Recently, more sensitive assays have been developed with significantly lower detection limits such as 15 IU/mL with the Roche COBAS TaqMan HCV test (Roche Diagnostics, North America, Indianapolis, IN) [133], 12 IU/mL with the Abbott Real Time HCV assay (Abbott, Chicago, IL) [134], and 10 IU/mL with the Bayer VERSANT Transcription-Mediated Amplification assay (Bayer Diagnostics, Berkley, CA) [135]. In addition, in situ hybridization [19, 136] is a useful tool for HCV detection in hepatic tissue while HCV core antigen testing [31] can be used in monitoring the HCV infection. Whether the use of these more sensitive assays would have affected the results reported by Manns et al. [132] is unknown.

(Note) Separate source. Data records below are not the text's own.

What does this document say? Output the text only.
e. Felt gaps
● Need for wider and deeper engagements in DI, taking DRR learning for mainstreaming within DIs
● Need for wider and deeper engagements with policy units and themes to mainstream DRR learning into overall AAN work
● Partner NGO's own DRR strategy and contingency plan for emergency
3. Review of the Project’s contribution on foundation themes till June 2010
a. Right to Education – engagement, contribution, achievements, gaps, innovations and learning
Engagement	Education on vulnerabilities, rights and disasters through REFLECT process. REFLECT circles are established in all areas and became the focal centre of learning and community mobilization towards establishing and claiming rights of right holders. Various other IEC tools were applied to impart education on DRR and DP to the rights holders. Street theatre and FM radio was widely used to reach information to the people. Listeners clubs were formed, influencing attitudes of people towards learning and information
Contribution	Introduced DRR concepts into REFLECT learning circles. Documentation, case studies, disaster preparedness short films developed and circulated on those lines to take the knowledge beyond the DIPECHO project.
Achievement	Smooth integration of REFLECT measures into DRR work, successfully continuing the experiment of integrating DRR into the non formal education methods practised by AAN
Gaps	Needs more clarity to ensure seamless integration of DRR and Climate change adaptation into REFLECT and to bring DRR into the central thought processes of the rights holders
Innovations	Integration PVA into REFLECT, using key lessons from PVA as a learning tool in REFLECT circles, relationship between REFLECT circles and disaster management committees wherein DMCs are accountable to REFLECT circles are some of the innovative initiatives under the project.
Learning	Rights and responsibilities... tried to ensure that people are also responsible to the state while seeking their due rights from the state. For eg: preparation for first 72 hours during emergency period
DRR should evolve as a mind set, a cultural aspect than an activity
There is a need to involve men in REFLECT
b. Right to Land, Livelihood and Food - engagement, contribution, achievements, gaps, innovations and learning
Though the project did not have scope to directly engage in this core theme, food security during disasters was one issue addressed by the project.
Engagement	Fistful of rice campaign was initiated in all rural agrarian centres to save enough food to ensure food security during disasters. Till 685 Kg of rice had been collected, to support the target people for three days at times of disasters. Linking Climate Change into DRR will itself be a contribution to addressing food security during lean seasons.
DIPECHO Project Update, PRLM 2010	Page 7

Finally, current and future pharmacogenomic treatment approaches for HCV may be feasible with the incorporation of identifiable host (IFNλ3) and viral E2 and NS3A polymorphisms genetic variants into predictive treatment algorithms along with the currently utilized factors identified as affecting viral clearance and outcome of antiviral therapies.

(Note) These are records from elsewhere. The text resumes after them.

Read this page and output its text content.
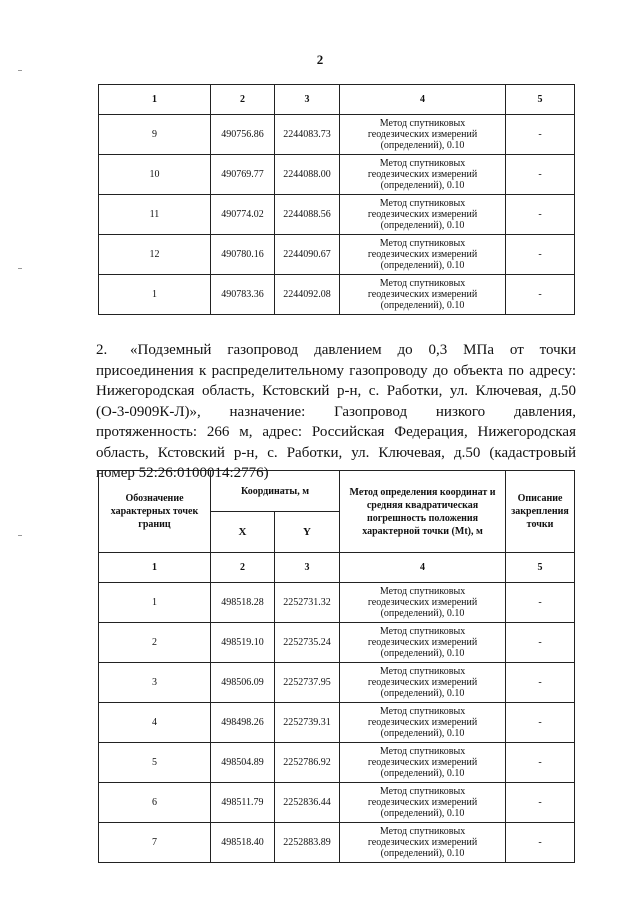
2
1	2	3	4	5
9	490756.86	2244083.73	Метод спутниковых
геодезических измерений
(определений), 0.10	-
10	490769.77	2244088.00	Метод спутниковых
геодезических измерений
(определений), 0.10	-
11	490774.02	2244088.56	Метод спутниковых
геодезических измерений
(определений), 0.10	-
12	490780.16	2244090.67	Метод спутниковых
геодезических измерений
(определений), 0.10	-
1	490783.36	2244092.08	Метод спутниковых
геодезических измерений
(определений), 0.10	-

2. «Подземный газопровод давлением до 0,3 МПа от точки присоединения к распределительному газопроводу до объекта по адресу: Нижегородская область, Кстовский р-н, с. Работки, ул. Ключевая, д.50 (О-3-0909К-Л)», назначение: Газопровод низкого давления, протяженность: 266 м, адрес: Российская Федерация, Нижегородская область, Кстовский р-н, с. Работки, ул. Ключевая, д.50 (кадастровый номер 52:26:0100014:2776)

Обозначение характерных точек границ	Координаты, м		Метод определения координат и средняя квадратическая погрешность положения характерной точки (Mt), м	Описание закрепления точки
	X	Y		
1	2	3	4	5
1	498518.28	2252731.32	Метод спутниковых
геодезических измерений
(определений), 0.10	-
2	498519.10	2252735.24	Метод спутниковых
геодезических измерений
(определений), 0.10	-
3	498506.09	2252737.95	Метод спутниковых
геодезических измерений
(определений), 0.10	-
4	498498.26	2252739.31	Метод спутниковых
геодезических измерений
(определений), 0.10	-
5	498504.89	2252786.92	Метод спутниковых
геодезических измерений
(определений), 0.10	-
6	498511.79	2252836.44	Метод спутниковых
геодезических измерений
(определений), 0.10	-
7	498518.40	2252883.89	Метод спутниковых
геодезических измерений
(определений), 0.10	-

9. Conclusions and Personal Perspective
In summary, the following conclusions can be made:(1)The evidence for the existence of the entity occult hepatitis C is substantial and growing.(2)OCI is recognized by the presence of HCV-RNA in either circulating blood mononuclear cells, the liver, or concentrated plasma triglyceride rich factions in the absence of detectable HCV-RNA in plasma.(3)The longer the duration of followup after end of treatment (EOT) is, the greater the likelihood of identifying a case of occult HCV in previously treated individuals.(4)Evidence is accumulating to suggest that cases of occult HCV occur in individuals with cryptogenic chronic liver disease consisting of both cirrhotic and noncirrhotic individuals.(5)Individuals with immune mediated disorders such as membranous glomerulonephritis, cryoglobulinemia, and non-Hodgkin’s lymphoma are increasingly being identified as having an occult HCV infection.(6)Although the entity of OCI is becoming well recognized, its natural history is not yet fully defined.(7)What is known, however, is that cirrhotic individuals with immune mediated disorders are more likely to harbor an occult HCV infection and that the pace of the liver disease in such individuals appears to be accelerated as compared to those without an OCI.(8)Unique host and viral characteristics appear to contribute to the likelihood of an OCI.

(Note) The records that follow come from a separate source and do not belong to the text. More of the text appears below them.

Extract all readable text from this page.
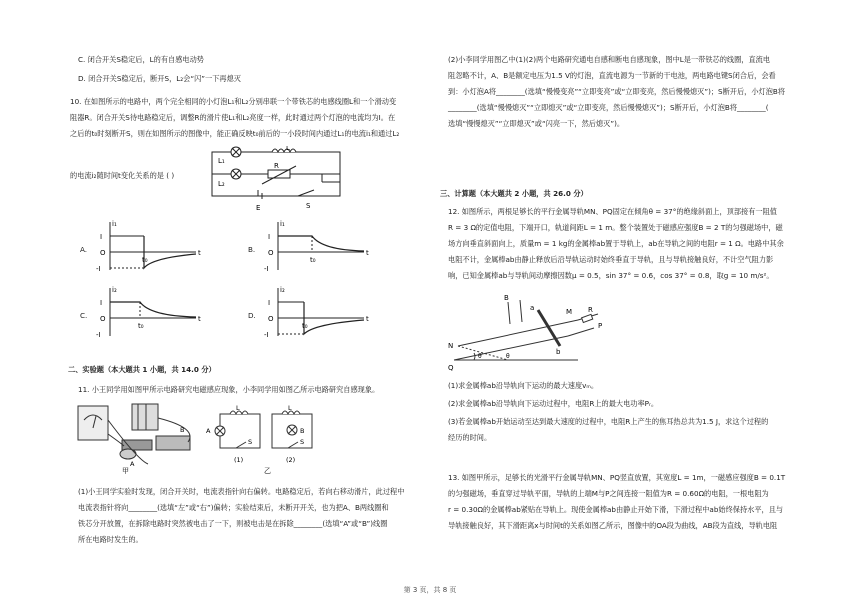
C. 闭合开关S稳定后，L的有自感电动势

D. 闭合开关S稳定后，断开S，L₂会“闪”一下再熄灭

10. 在如图所示的电路中，两个完全相同的小灯泡L₁和L₂分别串联一个带铁芯的电感线圈L和一个滑动变

阻器R。闭合开关S待电路稳定后，调整R的滑片使L₁和L₂亮度一样，此时通过两个灯泡的电流均为I。在

之后的t₀时刻断开S，则在如图所示的图像中，能正确反映t₀前后的一小段时间内通过L₁的电流i₁和通过L₂

的电流i₂随时间t变化关系的是 ( )

L₁
L₂
L
R
E	S
A.
i₁
I
O
-I
t₀
t	B.
i₁
I
O
-I
t₀
t
C.
i₂
I
O
-I
t₀
t	D.
i₂
I
O
-I
t₀
t

二、实验题（本大题共 1 小题，共 14.0 分）

11. 小王同学用如图甲所示电路研究电磁感应现象，小李同学用如图乙所示电路研究自感现象。

A
B
甲
L
A
S
(1)
L
B
S
(2)
乙

(1)小王同学实验时发现，闭合开关时，电流表指针向右偏转。电路稳定后，若向右移动滑片，此过程中

电流表指针将向________(选填“左”或“右”)偏转；实验结束后，未断开开关，也为把A、B两线圈和

铁芯分开放置，在拆除电路时突然被电击了一下，则被电击是在拆除________(选填“A”或“B”)线圈

所在电路时发生的。

(2)小李同学用图乙中(1)(2)两个电路研究通电自感和断电自感现象，图中L是一带铁芯的线圈，直流电

阻忽略不计，A、B是额定电压为1.5 V的灯泡，直流电源为一节新的干电池，两电路电键S闭合后，会看

到：小灯泡A将________(选填“慢慢变亮”“立即变亮”或“立即变亮，然后慢慢熄灭”)；S断开后，小灯泡B将

________(选填“慢慢熄灭”“立即熄灭”或“立即变亮，然后慢慢熄灭”)；S断开后，小灯泡B将________(

选填“慢慢熄灭”“立即熄灭”或“闪亮一下，然后熄灭”)。

三、计算题（本大题共 2 小题，共 26.0 分）

12. 如图所示，两根足够长的平行金属导轨MN、PQ固定在倾角θ = 37°的绝缘斜面上，顶部接有一阻值

R = 3 Ω的定值电阻，下端开口，轨道间距L = 1 m。整个装置处于磁感应强度B = 2 T的匀强磁场中，磁

场方向垂直斜面向上，质量m = 1 kg的金属棒ab置于导轨上，ab在导轨之间的电阻r = 1 Ω。电路中其余

电阻不计，金属棒ab由静止释放后沿导轨运动时始终垂直于导轨，且与导轨接触良好，不计空气阻力影

响，已知金属棒ab与导轨间动摩擦因数μ = 0.5，sin 37° = 0.6，cos 37° = 0.8，取g = 10 m/s²。

B
a	M R
P
b
N
Q
θ	θ

(1)求金属棒ab沿导轨向下运动的最大速度vₘ。

(2)求金属棒ab沿导轨向下运动过程中，电阻R上的最大电功率Pᵣ。

(3)若金属棒ab开始运动至达到最大速度的过程中，电阻R上产生的焦耳热总共为1.5 J，求这个过程的

经历的时间。

13. 如图甲所示，足够长的光滑平行金属导轨MN、PQ竖直放置，其宽度L = 1m，一磁感应强度B = 0.1T

的匀强磁场，垂直穿过导轨平面，导轨的上端M与P之间连接一阻值为R = 0.60Ω的电阻，一根电阻为

r = 0.30Ω的金属棒ab紧贴在导轨上。现使金属棒ab由静止开始下滑，下滑过程中ab始终保持水平，且与

导轨接触良好，其下滑距离x与时间t的关系如图乙所示，图像中的OA段为曲线，AB段为直线，导轨电阻

第 3 页，共 8 页
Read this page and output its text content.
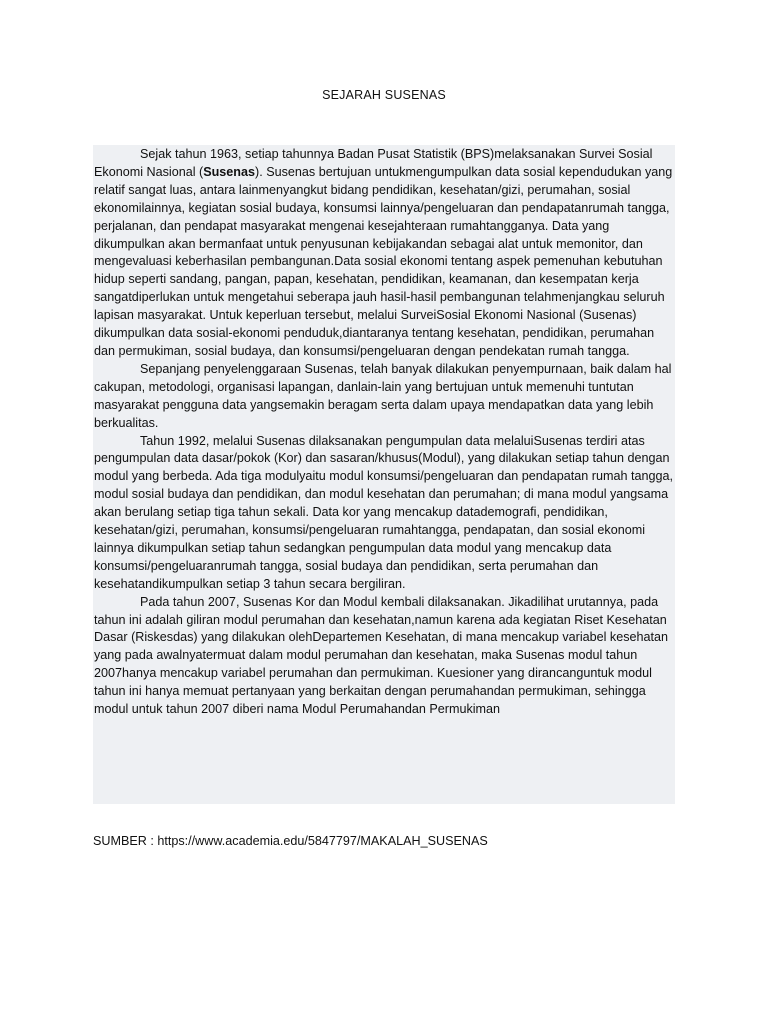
SEJARAH SUSENAS

Sejak tahun 1963, setiap tahunnya Badan Pusat Statistik (BPS)melaksanakan Survei Sosial Ekonomi Nasional (Susenas). Susenas bertujuan untukmengumpulkan data sosial kependudukan yang relatif sangat luas, antara lainmenyangkut bidang pendidikan, kesehatan/gizi, perumahan, sosial ekonomilainnya, kegiatan sosial budaya, konsumsi lainnya/pengeluaran dan pendapatanrumah tangga, perjalanan, dan pendapat masyarakat mengenai kesejahteraan rumahtangganya. Data yang dikumpulkan akan bermanfaat untuk penyusunan kebijakandan sebagai alat untuk memonitor, dan mengevaluasi keberhasilan pembangunan.Data sosial ekonomi tentang aspek pemenuhan kebutuhan hidup seperti sandang, pangan, papan, kesehatan, pendidikan, keamanan, dan kesempatan kerja sangatdiperlukan untuk mengetahui seberapa jauh hasil-hasil pembangunan telahmenjangkau seluruh lapisan masyarakat. Untuk keperluan tersebut, melalui SurveiSosial Ekonomi Nasional (Susenas) dikumpulkan data sosial-ekonomi penduduk,diantaranya tentang kesehatan, pendidikan, perumahan dan permukiman, sosial budaya, dan konsumsi/pengeluaran dengan pendekatan rumah tangga.

Sepanjang penyelenggaraan Susenas, telah banyak dilakukan penyempurnaan, baik dalam hal cakupan, metodologi, organisasi lapangan, danlain-lain yang bertujuan untuk memenuhi tuntutan masyarakat pengguna data yangsemakin beragam serta dalam upaya mendapatkan data yang lebih berkualitas.

Tahun 1992, melalui Susenas dilaksanakan pengumpulan data melaluiSusenas terdiri atas pengumpulan data dasar/pokok (Kor) dan sasaran/khusus(Modul), yang dilakukan setiap tahun dengan modul yang berbeda. Ada tiga modulyaitu modul konsumsi/pengeluaran dan pendapatan rumah tangga, modul sosial budaya dan pendidikan, dan modul kesehatan dan perumahan; di mana modul yangsama akan berulang setiap tiga tahun sekali. Data kor yang mencakup datademografi, pendidikan, kesehatan/gizi, perumahan, konsumsi/pengeluaran rumahtangga, pendapatan, dan sosial ekonomi lainnya dikumpulkan setiap tahun sedangkan pengumpulan data modul yang mencakup data konsumsi/pengeluaranrumah tangga, sosial budaya dan pendidikan, serta perumahan dan kesehatandikumpulkan setiap 3 tahun secara bergiliran.

Pada tahun 2007, Susenas Kor dan Modul kembali dilaksanakan. Jikadilihat urutannya, pada tahun ini adalah giliran modul perumahan dan kesehatan,namun karena ada kegiatan Riset Kesehatan Dasar (Riskesdas) yang dilakukan olehDepartemen Kesehatan, di mana mencakup variabel kesehatan yang pada awalnyatermuat dalam modul perumahan dan kesehatan, maka Susenas modul tahun 2007hanya mencakup variabel perumahan dan permukiman. Kuesioner yang dirancanguntuk modul tahun ini hanya memuat pertanyaan yang berkaitan dengan perumahandan permukiman, sehingga modul untuk tahun 2007 diberi nama Modul Perumahandan Permukiman

SUMBER : https://www.academia.edu/5847797/MAKALAH_SUSENAS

These conclusions suggest the following speculations:(a)Occult cases of HCV occur as a consequence of infection in unique nonhepatic immunologically protected sites or as a consequence of an infection with a HCV variant that is uniquely capable of infecting nonhepatic tissues.(b)With the shorter duration of therapy with the new DAA and in the absence of interferon that has the potential to induce an immunologic attack directed at the putative “protected reservoirs” of HCV, concern for an increased prevalence of OCI in the future as a result of treatment with DAA represents a worrisome possibility.
Conflict of Interests
The authors declare that there is no conflict of interests regarding the publication of this paper.